According to local sources, the Syrian army has sharply increased the use of tanks, helicopters, mortars, rockets and artillery fire to attack civilian areas, the Office of the High Commissioner for Human Rights said. With one million residents, Homs is Syria’s third-largest city. “I am appalled by the Syrian government’s willful assault on Homs, and its use of artillery and other heavy weaponry in what appear to be indiscriminate attacks on civilian areas in the city,” said High Commissioner Navanethem Pillay.
On Feb. 4 Russia and China vetoed a draft resolution supported by the Security Council’s 13 other members. The draft text had endorsed an Arab League plan to resolve the crisis. Ban said the council’s failure to agree on collective action was “disastrous for the people of Syria. It has encouraged the Syrian government to step up its war on its own people,” he said. “I fear that the appalling brutality we are witnessing in Homs, with heavy weapons firing into civilian neighborhoods, is a grim harbinger of worse to come.”

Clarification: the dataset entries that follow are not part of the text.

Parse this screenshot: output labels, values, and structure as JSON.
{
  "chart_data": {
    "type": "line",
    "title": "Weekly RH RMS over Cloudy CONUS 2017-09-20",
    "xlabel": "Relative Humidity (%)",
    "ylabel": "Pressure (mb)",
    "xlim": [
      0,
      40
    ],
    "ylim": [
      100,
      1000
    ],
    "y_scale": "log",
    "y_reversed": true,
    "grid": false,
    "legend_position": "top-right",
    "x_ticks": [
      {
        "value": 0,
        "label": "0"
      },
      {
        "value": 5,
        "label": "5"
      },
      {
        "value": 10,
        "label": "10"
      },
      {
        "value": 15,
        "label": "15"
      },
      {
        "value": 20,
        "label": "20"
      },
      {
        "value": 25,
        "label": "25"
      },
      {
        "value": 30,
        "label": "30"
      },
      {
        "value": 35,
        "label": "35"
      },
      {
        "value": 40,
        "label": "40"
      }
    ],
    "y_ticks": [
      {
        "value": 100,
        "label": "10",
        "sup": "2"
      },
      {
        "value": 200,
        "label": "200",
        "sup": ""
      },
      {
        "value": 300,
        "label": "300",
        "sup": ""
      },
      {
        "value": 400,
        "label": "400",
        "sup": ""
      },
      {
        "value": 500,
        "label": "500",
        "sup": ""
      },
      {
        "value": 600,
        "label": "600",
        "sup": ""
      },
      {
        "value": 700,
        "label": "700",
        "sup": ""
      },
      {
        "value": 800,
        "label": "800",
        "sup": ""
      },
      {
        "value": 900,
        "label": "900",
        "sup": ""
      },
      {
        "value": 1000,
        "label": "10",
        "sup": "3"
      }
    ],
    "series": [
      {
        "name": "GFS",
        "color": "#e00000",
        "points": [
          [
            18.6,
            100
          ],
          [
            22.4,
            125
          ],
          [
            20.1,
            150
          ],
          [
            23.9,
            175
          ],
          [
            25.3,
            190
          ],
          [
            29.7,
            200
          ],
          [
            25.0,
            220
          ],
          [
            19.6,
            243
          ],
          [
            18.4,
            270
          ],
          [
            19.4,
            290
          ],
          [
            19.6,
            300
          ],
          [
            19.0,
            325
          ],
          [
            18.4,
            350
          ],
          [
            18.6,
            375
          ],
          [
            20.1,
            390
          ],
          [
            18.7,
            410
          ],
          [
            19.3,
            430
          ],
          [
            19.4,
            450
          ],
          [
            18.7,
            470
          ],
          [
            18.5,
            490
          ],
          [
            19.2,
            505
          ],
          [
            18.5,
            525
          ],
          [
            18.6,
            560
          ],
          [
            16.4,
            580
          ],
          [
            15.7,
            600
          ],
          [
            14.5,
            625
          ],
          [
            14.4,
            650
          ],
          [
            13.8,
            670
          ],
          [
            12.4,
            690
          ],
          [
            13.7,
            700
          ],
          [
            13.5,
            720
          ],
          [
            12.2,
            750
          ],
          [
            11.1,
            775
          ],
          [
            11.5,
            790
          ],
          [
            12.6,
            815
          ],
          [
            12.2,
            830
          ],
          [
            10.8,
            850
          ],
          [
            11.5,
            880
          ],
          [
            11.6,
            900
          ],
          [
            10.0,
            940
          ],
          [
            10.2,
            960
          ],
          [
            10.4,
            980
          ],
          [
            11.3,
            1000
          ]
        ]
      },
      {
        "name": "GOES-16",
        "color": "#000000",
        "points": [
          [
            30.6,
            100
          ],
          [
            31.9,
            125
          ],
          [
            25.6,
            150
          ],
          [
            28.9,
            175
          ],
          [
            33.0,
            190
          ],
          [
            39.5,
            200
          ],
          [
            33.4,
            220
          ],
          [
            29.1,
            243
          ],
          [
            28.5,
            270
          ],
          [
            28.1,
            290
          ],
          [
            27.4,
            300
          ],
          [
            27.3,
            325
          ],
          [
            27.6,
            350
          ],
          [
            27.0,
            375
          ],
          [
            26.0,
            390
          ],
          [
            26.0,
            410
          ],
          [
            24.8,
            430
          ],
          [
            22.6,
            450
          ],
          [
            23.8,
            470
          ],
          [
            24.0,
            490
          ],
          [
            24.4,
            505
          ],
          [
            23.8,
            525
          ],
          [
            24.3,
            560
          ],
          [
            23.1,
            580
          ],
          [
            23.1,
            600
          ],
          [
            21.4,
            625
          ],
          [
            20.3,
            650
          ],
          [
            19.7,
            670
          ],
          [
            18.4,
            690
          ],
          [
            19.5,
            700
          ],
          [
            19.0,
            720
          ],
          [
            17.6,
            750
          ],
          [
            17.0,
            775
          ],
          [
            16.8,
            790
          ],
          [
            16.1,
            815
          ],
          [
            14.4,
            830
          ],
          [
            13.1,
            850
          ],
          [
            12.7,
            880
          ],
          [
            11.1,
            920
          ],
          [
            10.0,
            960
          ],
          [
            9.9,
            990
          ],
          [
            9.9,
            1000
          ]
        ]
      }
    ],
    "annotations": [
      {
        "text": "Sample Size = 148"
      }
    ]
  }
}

The secretary general asked, “How many deaths will it take to halt this dangerous slide toward civil war and sectarian strife?”

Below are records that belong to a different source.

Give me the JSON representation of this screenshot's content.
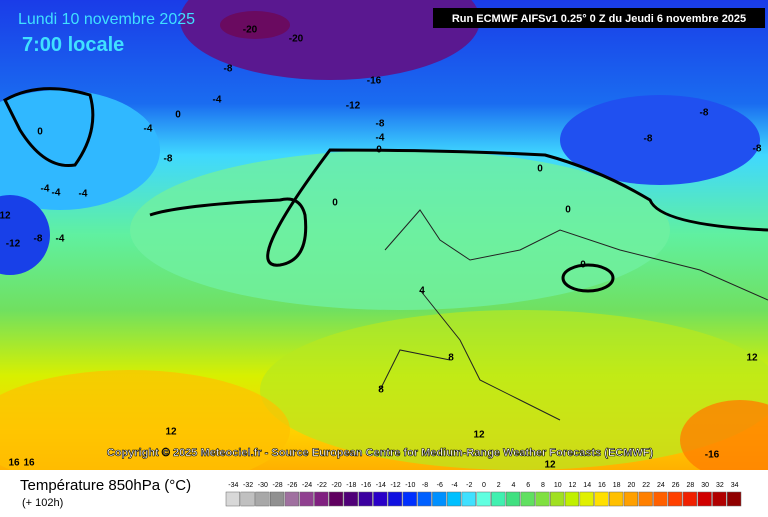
{
  "header": {
    "date": "Lundi 10 novembre 2025",
    "time": "7:00 locale",
    "run": "Run ECMWF AIFSv1 0.25° 0 Z du Jeudi 6 novembre 2025"
  },
  "map": {
    "copyright": "Copyright © 2025 Meteociel.fr - Source European Centre for Medium-Range Weather Forecasts (ECMWF)",
    "contour_labels": [
      -20,
      -20,
      -8,
      -16,
      -4,
      -12,
      0,
      -4,
      -8,
      -4,
      0,
      -8,
      0,
      -4,
      -4,
      -4,
      12,
      -12,
      -8,
      -4,
      0,
      0,
      0,
      0,
      4,
      8,
      8,
      12,
      12,
      12,
      12,
      -16,
      16,
      16,
      -8,
      -8,
      -8
    ]
  },
  "legend": {
    "title": "Température 850hPa (°C)",
    "lead": "(+ 102h)",
    "values": [
      -34,
      -32,
      -30,
      -28,
      -26,
      -24,
      -22,
      -20,
      -18,
      -16,
      -14,
      -12,
      -10,
      -8,
      -6,
      -4,
      -2,
      0,
      2,
      4,
      6,
      8,
      10,
      12,
      14,
      16,
      18,
      20,
      22,
      24,
      26,
      28,
      30,
      32,
      34
    ],
    "colors": [
      "#d8d8d8",
      "#c0c0c0",
      "#a8a8a8",
      "#909090",
      "#a070a0",
      "#904090",
      "#802080",
      "#600060",
      "#500078",
      "#3c00a0",
      "#2a00c8",
      "#1010e0",
      "#0030ff",
      "#0060ff",
      "#0090ff",
      "#00c0ff",
      "#40e0ff",
      "#60ffe0",
      "#40f0b0",
      "#40e080",
      "#60e060",
      "#80e040",
      "#a0e020",
      "#c0f000",
      "#e0f000",
      "#ffe000",
      "#ffc000",
      "#ffa000",
      "#ff8000",
      "#ff6000",
      "#ff4000",
      "#f02000",
      "#d00000",
      "#b00000",
      "#900000"
    ]
  }
}
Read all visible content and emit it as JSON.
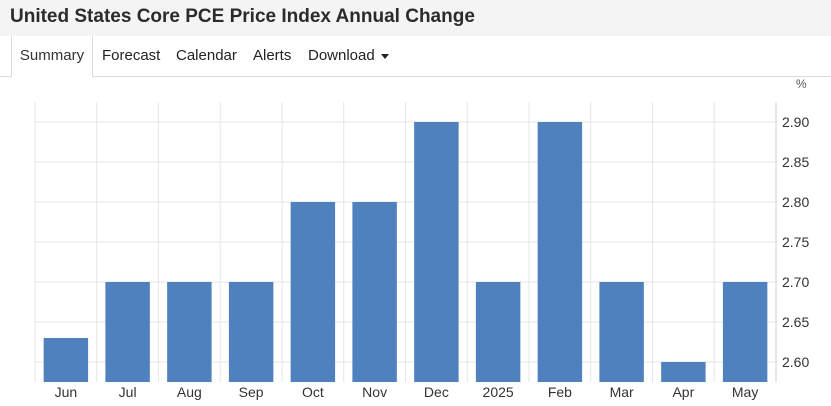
{
  "header": {
    "title": "United States Core PCE Price Index Annual Change"
  },
  "tabs": {
    "summary": "Summary",
    "forecast": "Forecast",
    "calendar": "Calendar",
    "alerts": "Alerts",
    "download": "Download",
    "active": "Summary"
  },
  "chart_data": {
    "type": "bar",
    "categories": [
      "Jun",
      "Jul",
      "Aug",
      "Sep",
      "Oct",
      "Nov",
      "Dec",
      "2025",
      "Feb",
      "Mar",
      "Apr",
      "May"
    ],
    "values": [
      2.63,
      2.7,
      2.7,
      2.7,
      2.8,
      2.8,
      2.9,
      2.7,
      2.9,
      2.7,
      2.6,
      2.7
    ],
    "title": "",
    "xlabel": "",
    "ylabel": "%",
    "ylim": [
      2.575,
      2.925
    ],
    "yticks": [
      "2.60",
      "2.65",
      "2.70",
      "2.75",
      "2.80",
      "2.85",
      "2.90"
    ],
    "y_axis_position": "right",
    "grid": true,
    "bar_color": "#4e81be",
    "grid_color": "#e6e6e6"
  }
}
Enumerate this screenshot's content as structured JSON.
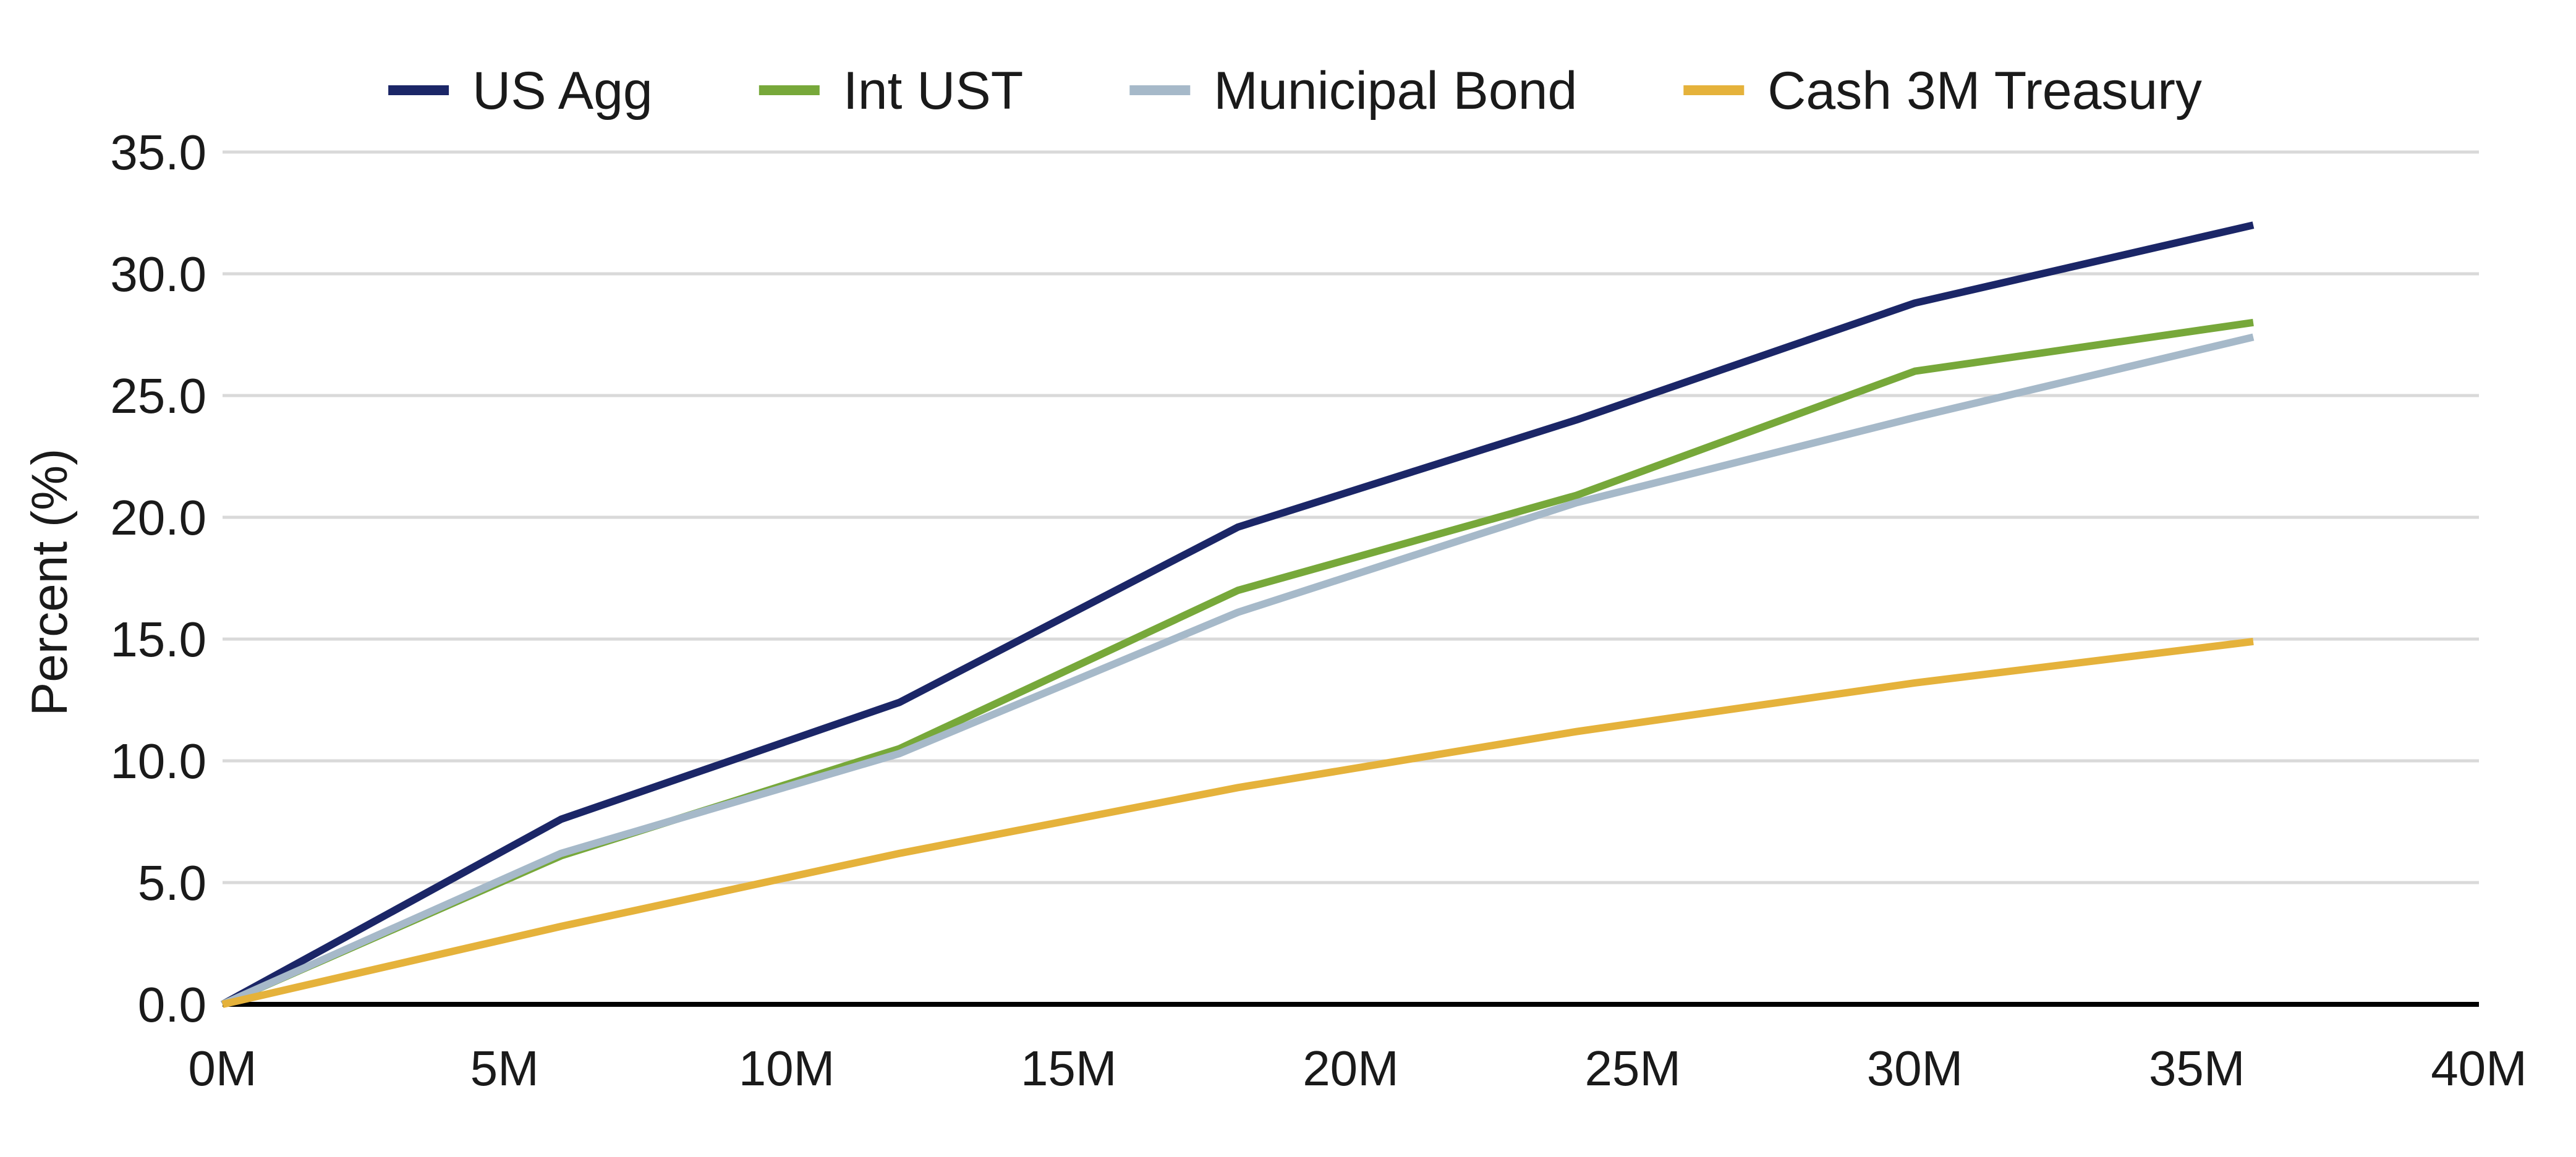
{
  "chart_data": {
    "type": "line",
    "ylabel": "Percent (%)",
    "xlabel": "",
    "xlim": [
      0,
      40
    ],
    "ylim": [
      0,
      35
    ],
    "x_ticks": [
      0,
      5,
      10,
      15,
      20,
      25,
      30,
      35,
      40
    ],
    "x_tick_labels": [
      "0M",
      "5M",
      "10M",
      "15M",
      "20M",
      "25M",
      "30M",
      "35M",
      "40M"
    ],
    "y_ticks": [
      0,
      5,
      10,
      15,
      20,
      25,
      30,
      35
    ],
    "y_tick_labels": [
      "0.0",
      "5.0",
      "10.0",
      "15.0",
      "20.0",
      "25.0",
      "30.0",
      "35.0"
    ],
    "grid": "horizontal",
    "legend_position": "top",
    "x": [
      0,
      6,
      12,
      18,
      24,
      30,
      36
    ],
    "series": [
      {
        "name": "US Agg",
        "color": "#1b2667",
        "values": [
          0,
          7.6,
          12.4,
          19.6,
          24.0,
          28.8,
          32.0
        ]
      },
      {
        "name": "Int UST",
        "color": "#77a83a",
        "values": [
          0,
          6.1,
          10.5,
          17.0,
          20.9,
          26.0,
          28.0
        ]
      },
      {
        "name": "Municipal Bond",
        "color": "#a6b9c9",
        "values": [
          0,
          6.2,
          10.3,
          16.1,
          20.6,
          24.1,
          27.4
        ]
      },
      {
        "name": "Cash 3M Treasury",
        "color": "#e5b23b",
        "values": [
          0,
          3.2,
          6.2,
          8.9,
          11.2,
          13.2,
          14.9
        ]
      }
    ],
    "grid_color": "#d9d9d9",
    "axis_color": "#000000"
  }
}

As the government bombardment of Homs entered its fifth day on Feb. 9, most Christian families fled the city. Some priests have decided to stay, even as government forces intensified their strikes against the heart of the revolt against President Bashar al-Assad, said the Vatican’s nuncio to Syria, Archbishop Mario Zenari.
Archbishop Zenari said the Vatican has no plans to close its operations in Damascus, the Syrian capital, and church officials still hoped for a peaceful outcome that preserved order.
“Within the region, Syria is a model of religious tolerance, above all with respect to relations between Christians and Muslims,” he said. “Till now, Christians in Syria have enjoyed great respect from every side in the conflict.”